05.21.2015

Regulators Look Beyond Spot FX

05.21.2015
Terry Flanagan

With banks paying out multi-billion-dollar fines, the regulatory focus on the spot foreign exchange market is expected to to widen to other FX markets.

“We know that the attention right now is squarely on the spot market,” Stephen Anikewich, head of buy side/sell side compliance at Nice Actimize, told Markets Media. “However, the spot market is one slice of the pie. It’s a big slice obviously, but it’s still only one-third of the risk pie.”

Any activities in the spot market which appears to be price manipulation might have a nexus to the trading activities and risk exposure in the other two-thirds of the pie. “It’s not enough to just look at market manipulation, but looking at interconnections between financial markets is critical,” Anikewich said. “Price manipulation on a specific financial market could be a result of manipulation in an interconnected second market.”

If market participants were to shift out of spot FX into other FX asset classes, the risks of price manipulation could shift along with it.

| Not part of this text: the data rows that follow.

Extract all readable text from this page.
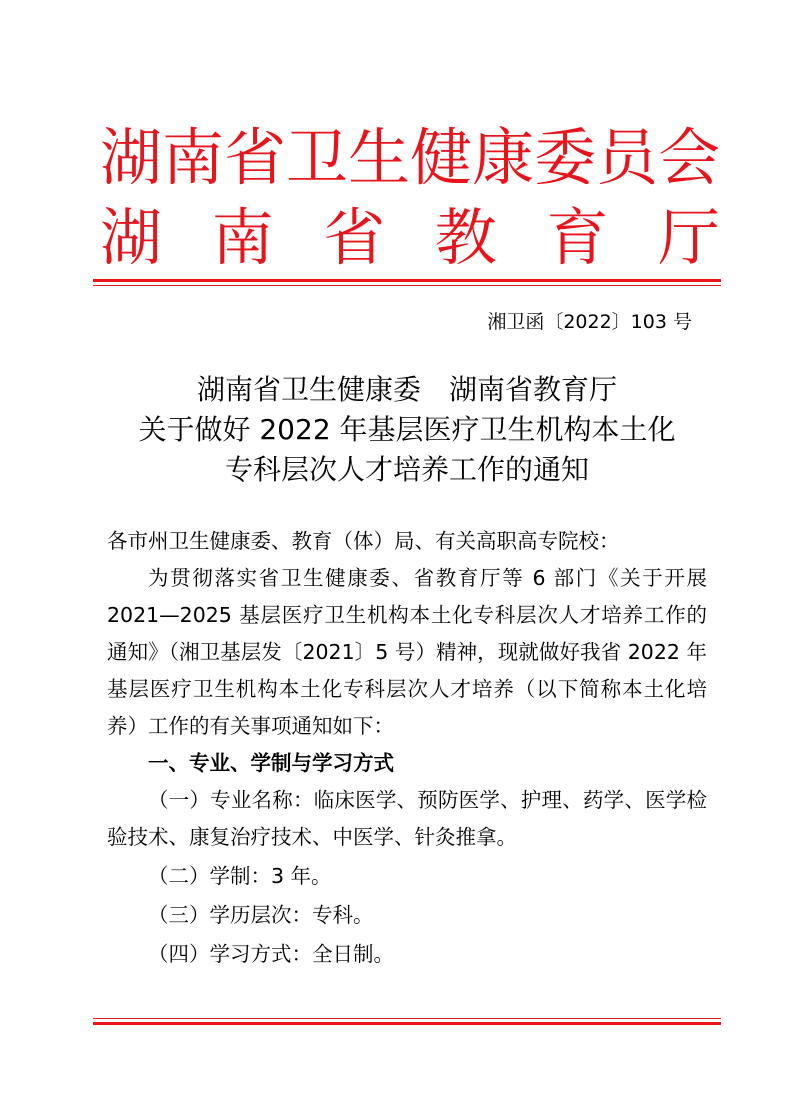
湖 南 省 卫 生 健 康 委 员 会
湖 南 省 教 育 厅
湘卫函〔2022〕103 号
湖南省卫生健康委　湖南省教育厅
关于做好 2022 年基层医疗卫生机构本土化
专科层次人才培养工作的通知

各市州卫生健康委、教育（体）局、有关高职高专院校：

为贯彻落实省卫生健康委、省教育厅等 6 部门《关于开展 2021—2025 基层医疗卫生机构本土化专科层次人才培养工作的通知》（湘卫基层发〔2021〕5 号）精神，现就做好我省 2022 年基层医疗卫生机构本土化专科层次人才培养（以下简称本土化培养）工作的有关事项通知如下：

一、专业、学制与学习方式

（一）专业名称：临床医学、预防医学、护理、药学、医学检验技术、康复治疗技术、中医学、针灸推拿。

（二）学制：3 年。

（三）学历层次：专科。

（四）学习方式：全日制。
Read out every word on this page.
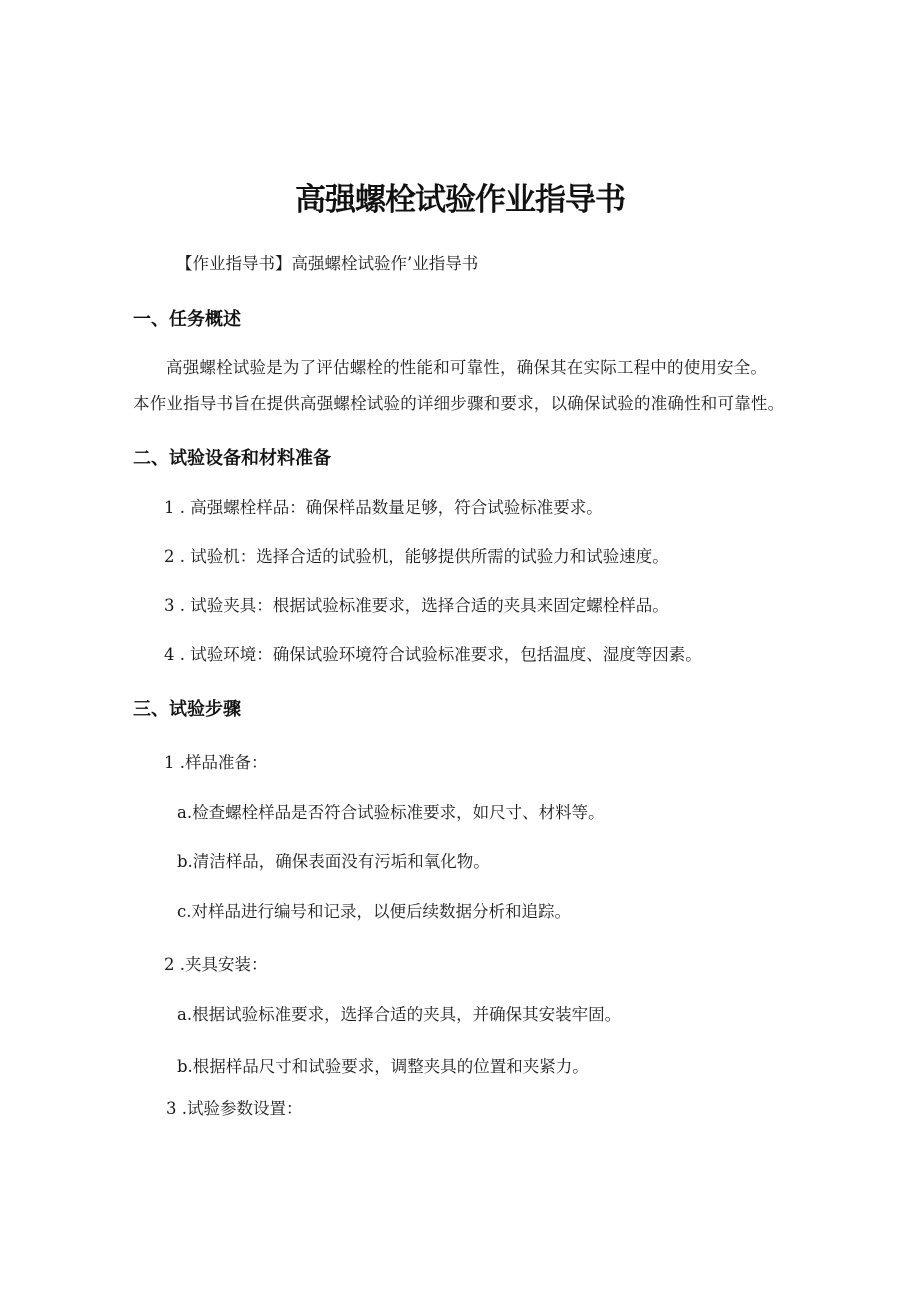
高强螺栓试验作业指导书

【作业指导书】高强螺栓试验作’业指导书

一、任务概述

高强螺栓试验是为了评估螺栓的性能和可靠性，确保其在实际工程中的使用安全。

本作业指导书旨在提供高强螺栓试验的详细步骤和要求，以确保试验的准确性和可靠性。

二、试验设备和材料准备

1 . 高强螺栓样品：确保样品数量足够，符合试验标准要求。

2 . 试验机：选择合适的试验机，能够提供所需的试验力和试验速度。

3 . 试验夹具：根据试验标准要求，选择合适的夹具来固定螺栓样品。

4 . 试验环境：确保试验环境符合试验标准要求，包括温度、湿度等因素。

三、试验步骤

1 .样品准备：

a.检查螺栓样品是否符合试验标准要求，如尺寸、材料等。

b.清洁样品，确保表面没有污垢和氧化物。

c.对样品进行编号和记录，以便后续数据分析和追踪。

2 .夹具安装：

a.根据试验标准要求，选择合适的夹具，并确保其安装牢固。

b.根据样品尺寸和试验要求，调整夹具的位置和夹紧力。

3 .试验参数设置：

There are signs of this happening, according to Anikewich.

“There appears to be some shift, not significant right now, but a shift away from spot to some of these other products,” he said. “While spot does have a big slice of the pie right now, you have to allow for the possibility that it might get a little bit thinner over time and that some of that activity might migrate to some of the other products, making those areas a little bit more compelling from a risk-management perspective.”

There is also the challenge of causation and correlation between FX and other asset classes. “Just as there is an argument to be made for having to look for unusual activities in some of the other product classes in FX, one might also want to think, simply from a macro-trading perspective, whether or not there might be a nexus, not just across different products of the same asset classes, but perhaps between different asset classes themselves,” said Anikewich.

To the extent that there is some correlation, for example, between FX and rates and/or commodities, “might I need to extend out either my policing and monitoring capabilities as a regulator or as a regulated member of the financial industry group to make sure that I’m including those other asset classes within my radar as it relates to the type of business model that I have,” he added. “This is not just a sell-side issue, this is obviously a buy-side issue as well.”

Regulators would have to construct something akin to the Consolidate Audit Trail for equities in order to visualize the interrelationships between the FX spot markets and other markets, but this is not likely to appear on the horizon anytime soon.

“The SEC and CFTC have been spinning their wheels with putting together this data warehouse for market transactions ever since the time of the flash crash, which was five years ago,” said Anikewich. “By way of extension, you assume that they’re going to need that same type of data as relates to the FX market. It’s going to become an even bigger problem because that’s not portable data in many cases. They’re not going to be able to wrap their arms around it from a surveillance perspective.”